Choked by smoke, San Francisco opens homeless centers, urges residents to stay inside
As officials across the Bay Area warned of more hazardous air quality from wildfires, San Francisco opened relief centers for homeless people Friday and urged everyone else to stay inside with windows and doors shut.
Air quality throughout much of the region on Friday was at “very unhealthy” levels. Mary Ellen Carroll, executive director of San Francisco’s Department of Emergency Services, said during an online news conference that older people, those with respiratory illnesses and children, were especially at risk.
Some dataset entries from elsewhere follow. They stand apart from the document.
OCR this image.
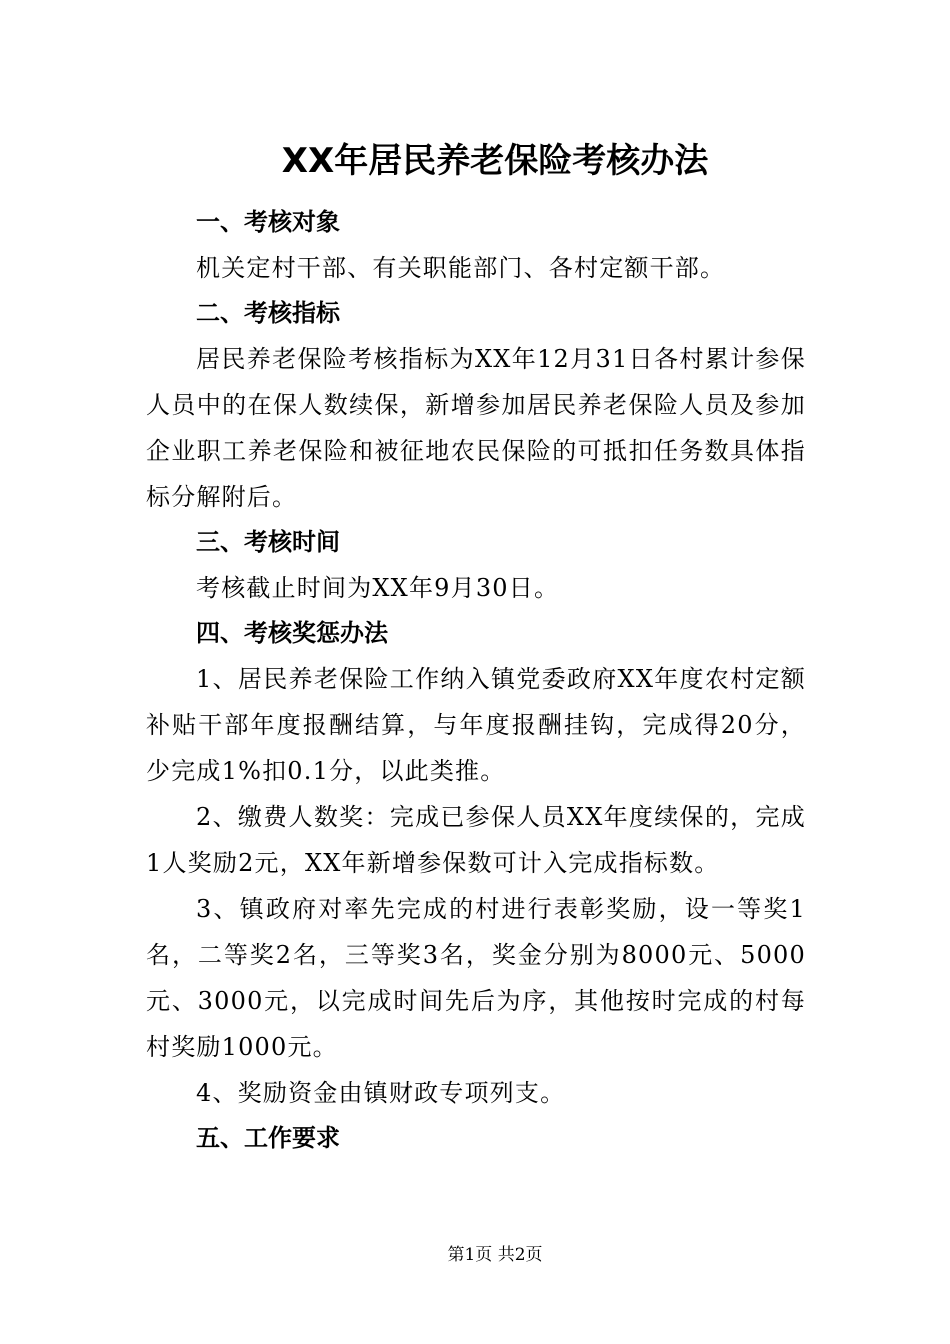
XX年居民养老保险考核办法
一、考核对象
机关定村干部、有关职能部门、各村定额干部。
二、考核指标
居民养老保险考核指标为XX年12月31日各村累计参保人员中的在保人数续保，新增参加居民养老保险人员及参加企业职工养老保险和被征地农民保险的可抵扣任务数具体指标分解附后。
三、考核时间
考核截止时间为XX年9月30日。
四、考核奖惩办法
1、居民养老保险工作纳入镇党委政府XX年度农村定额补贴干部年度报酬结算，与年度报酬挂钩，完成得20分，少完成1%扣0.1分，以此类推。
2、缴费人数奖：完成已参保人员XX年度续保的，完成1人奖励2元，XX年新增参保数可计入完成指标数。
3、镇政府对率先完成的村进行表彰奖励，设一等奖1名，二等奖2名，三等奖3名，奖金分别为8000元、5000元、3000元，以完成时间先后为序，其他按时完成的村每村奖励1000元。
4、奖励资金由镇财政专项列支。
五、工作要求
第1页 共2页
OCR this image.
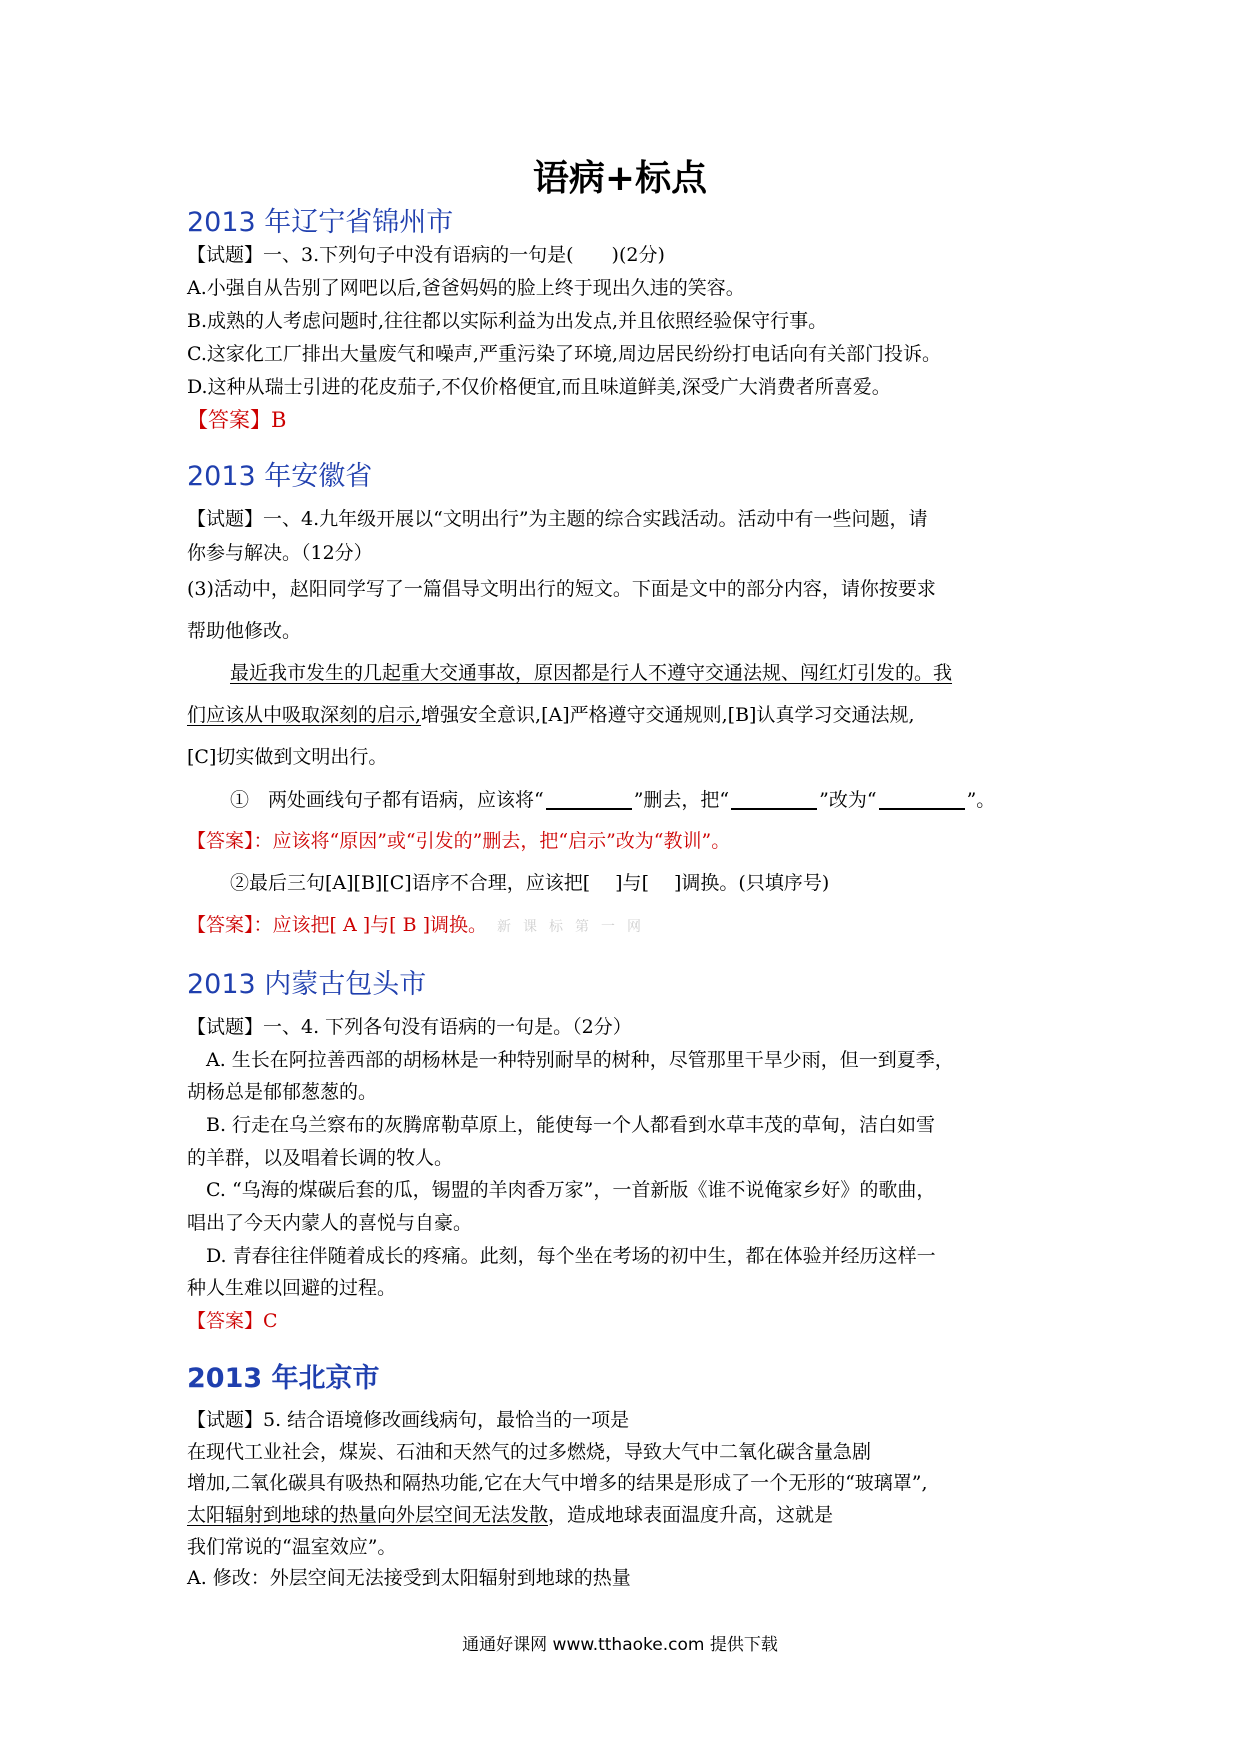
语病+标点
2013 年辽宁省锦州市
【试题】一、3.下列句子中没有语病的一句是(　　)(2分)
A.小强自从告别了网吧以后,爸爸妈妈的脸上终于现出久违的笑容。
B.成熟的人考虑问题时,往往都以实际利益为出发点,并且依照经验保守行事。
C.这家化工厂排出大量废气和噪声,严重污染了环境,周边居民纷纷打电话向有关部门投诉。
D.这种从瑞士引进的花皮茄子,不仅价格便宜,而且味道鲜美,深受广大消费者所喜爱。
【答案】B
2013 年安徽省
【试题】一、4.九年级开展以“文明出行”为主题的综合实践活动。活动中有一些问题，请
你参与解决。（12分）
(3)活动中，赵阳同学写了一篇倡导文明出行的短文。下面是文中的部分内容，请你按要求
帮助他修改。
最近我市发生的几起重大交通事故，原因都是行人不遵守交通法规、闯红灯引发的。我
们应该从中吸取深刻的启示,增强安全意识,[A]严格遵守交通规则,[B]认真学习交通法规,
[C]切实做到文明出行。
①　两处画线句子都有语病，应该将“	”删去，把“	”改为“	”。
【答案】：应该将“原因”或“引发的”删去，把“启示”改为“教训”。
②最后三句[A][B][C]语序不合理，应该把[　 ]与[　 ]调换。(只填序号)
【答案】：应该把[ A ]与[ B ]调换。 新课标第一网
2013 内蒙古包头市
【试题】一、4. 下列各句没有语病的一句是。（2分）
A. 生长在阿拉善西部的胡杨林是一种特别耐旱的树种，尽管那里干旱少雨，但一到夏季，
胡杨总是郁郁葱葱的。
B. 行走在乌兰察布的灰腾席勒草原上，能使每一个人都看到水草丰茂的草甸，洁白如雪
的羊群，以及唱着长调的牧人。
C. “乌海的煤碳后套的瓜，锡盟的羊肉香万家”，一首新版《谁不说俺家乡好》的歌曲，
唱出了今天内蒙人的喜悦与自豪。
D. 青春往往伴随着成长的疼痛。此刻，每个坐在考场的初中生，都在体验并经历这样一
种人生难以回避的过程。
【答案】C
2013 年北京市
【试题】5. 结合语境修改画线病句，最恰当的一项是
在现代工业社会，煤炭、石油和天然气的过多燃烧，导致大气中二氧化碳含量急剧
增加,二氧化碳具有吸热和隔热功能,它在大气中增多的结果是形成了一个无形的“玻璃罩”,
太阳辐射到地球的热量向外层空间无法发散，造成地球表面温度升高，这就是
我们常说的“温室效应”。
A. 修改：外层空间无法接受到太阳辐射到地球的热量
通通好课网 www.tthaoke.com 提供下载
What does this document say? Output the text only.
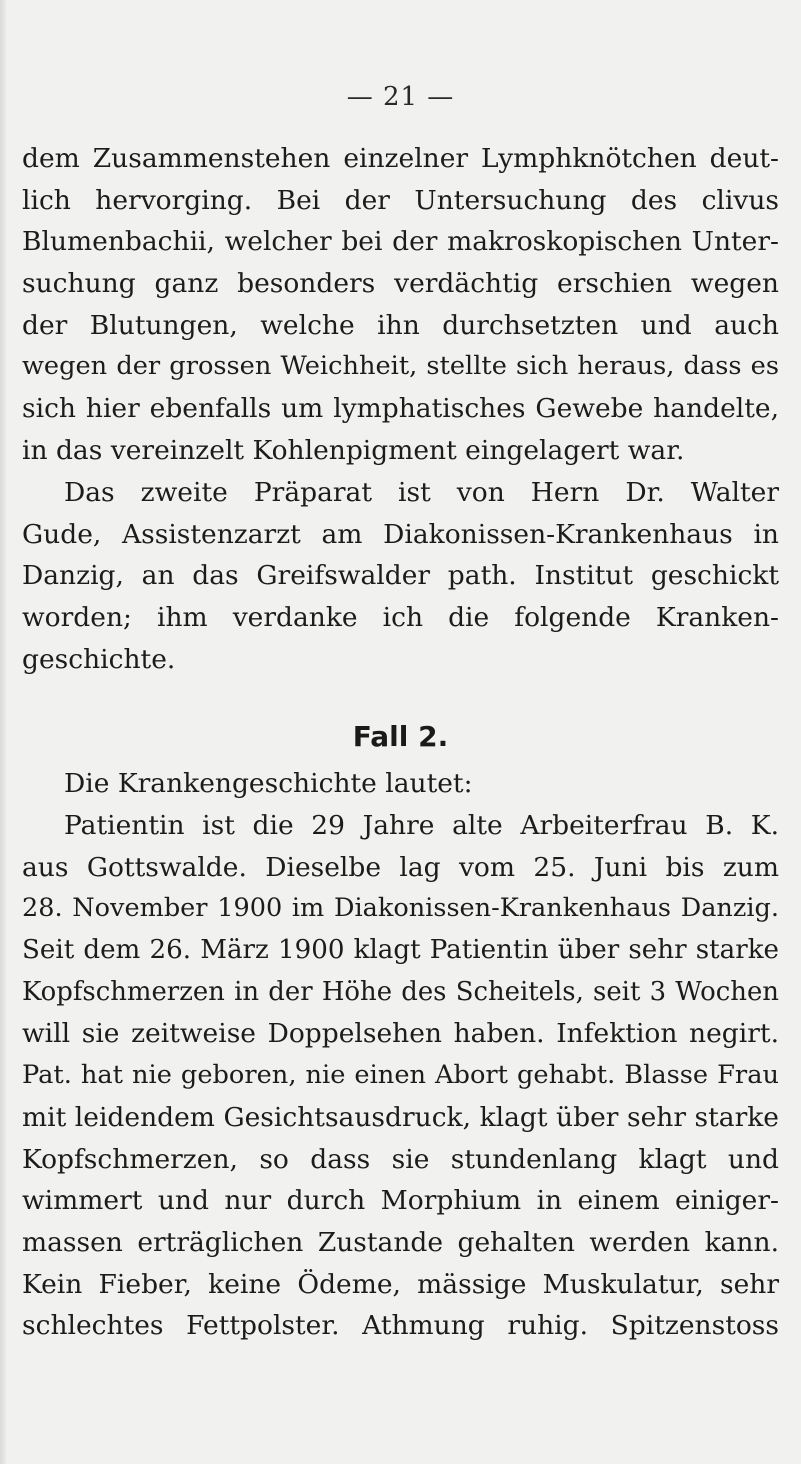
— 21 —
dem Zusammenstehen einzelner Lymphknötchen deut-
lich hervorging. Bei der Untersuchung des clivus
Blumenbachii, welcher bei der makroskopischen Unter-
suchung ganz besonders verdächtig erschien wegen
der Blutungen, welche ihn durchsetzten und auch
wegen der grossen Weichheit, stellte sich heraus, dass es
sich hier ebenfalls um lymphatisches Gewebe handelte,
in das vereinzelt Kohlenpigment eingelagert war.
Das zweite Präparat ist von Hern Dr. Walter
Gude, Assistenzarzt am Diakonissen-Krankenhaus in
Danzig, an das Greifswalder path. Institut geschickt
worden; ihm verdanke ich die folgende Kranken-
geschichte.
Fall 2.
Die Krankengeschichte lautet:
Patientin ist die 29 Jahre alte Arbeiterfrau B. K.
aus Gottswalde. Dieselbe lag vom 25. Juni bis zum
28. November 1900 im Diakonissen-Krankenhaus Danzig.
Seit dem 26. März 1900 klagt Patientin über sehr starke
Kopfschmerzen in der Höhe des Scheitels, seit 3 Wochen
will sie zeitweise Doppelsehen haben. Infektion negirt.
Pat. hat nie geboren, nie einen Abort gehabt. Blasse Frau
mit leidendem Gesichtsausdruck, klagt über sehr starke
Kopfschmerzen, so dass sie stundenlang klagt und
wimmert und nur durch Morphium in einem einiger-
massen erträglichen Zustande gehalten werden kann.
Kein Fieber, keine Ödeme, mässige Muskulatur, sehr
schlechtes Fettpolster. Athmung ruhig. Spitzenstoss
She urged residents not to use leaf blowers, barbecues or hair spray, to avoid indoor painting and to use stove exhaust fans while cooking.
The skies around the Bay Area and other parts of Northern California took on an eerie glow as smoke from several fires enveloped the region.
“We are asking people to stay indoors with windows and doors closed,” she said.
The Bay Area was hit by surreal red and orange skies earlier this week and was still contending with smoke Friday as wildfires raged across Northern California.
Smoke was also fouling the air in Southern California.
The South Coast Air Quality Management District said smoke advisories will remain in effect through the day. Areas along the 210 Freeway from Pasadena to Rancho Cucamonga are likely to see the highest levels of particulate matter.
“Even in areas far from fires or areas not covered by a smoke advisory, if you can smell smoke or see ash from a wildfire, avoid or limit outdoor activities,” the district said.